En los Estados Unidos la caída de los precios al por mayor llegó a tal extremo que la diferencia entre el precio de coste y el precio del mercado, entre las deudas de los granjeros y sus ingresos, se había vuelto intolerable y amenazaba con sacudir todo el edificio social.

No hace falta decir que del mismo modo que la devaluación no surgió de una crisis monetaria, tampoco fue el producto de maniobras especulativas, pues estas no reflejan sino las reacciones superficiales de la agitación del subsuelo económico.

 

Continuará.

MITCHELL


[1]La función del dinero como medio de pago encierra un brusca contradicción. En la medida en que los pagos se compensan unos con otros, el dinero sólo funciona idealmente, como dinero aritmético o medida del valor. En cambio, cuando hay que hacer pagos efectivos, el dinero ya no actúa solamente como medio de circulación, como forma mediadora y llamada a desaparecer en la asimilación, sino como la encarnación individual del trabajo social, como la existencia autónoma del valor de cambio, como la mercancía absoluta. Esta contradicción estalla cuando se producen las crisis comerciales y de producción a las que se denomina crisis de dinero. […] Tan pronto como este mecanismo sufre una perturbación general, sea la que fuere, el dinero se trueca brusca y súbitamente de la forma puramente ideal del dinero aritmético en dinero contante y sonante. El valor de uso de la mercancía se desvaloriza y su valor desaparece ante su propia forma de valor. […] La crisis exalta en unos términos de contradicción absoluta el divorcio entre la mercancía y su forma de valor, o sea, el dinero”. Marx, El Capital (Sección Primera, Capítulo III, Dinero).
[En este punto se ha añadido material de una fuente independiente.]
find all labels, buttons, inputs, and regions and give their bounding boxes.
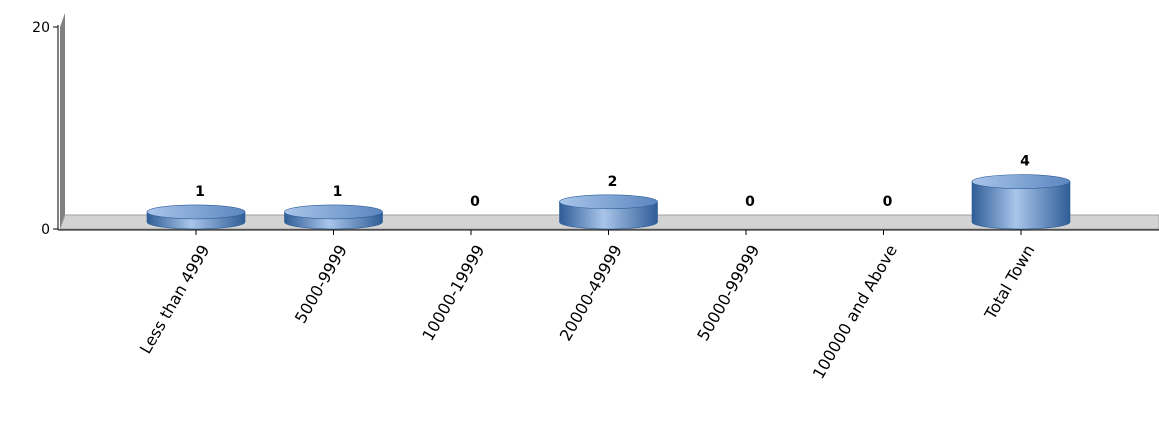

[2] La masa de dinero que funciona como medio de circulación es equivalente a la suma de los precios de las mercancías dividida por el número de rotaciones de las monedas que representan igual valor. Por tanto, si la velocidad de circulación de la moneda (nº de rotaciones) se reduce en la misma proporción que los precios, la masa monetaria permanecerá constante. Lo mismo ocurre si el descenso de los precios de las mercancías se compensan con el aumento del volumen (cantidad) de éstas.

[3] Es en esta época cuando comienzan a extenderse el taylorismo y el fordismo.

[4] En la primavera de 1925 la libra volvió a la paridad oro.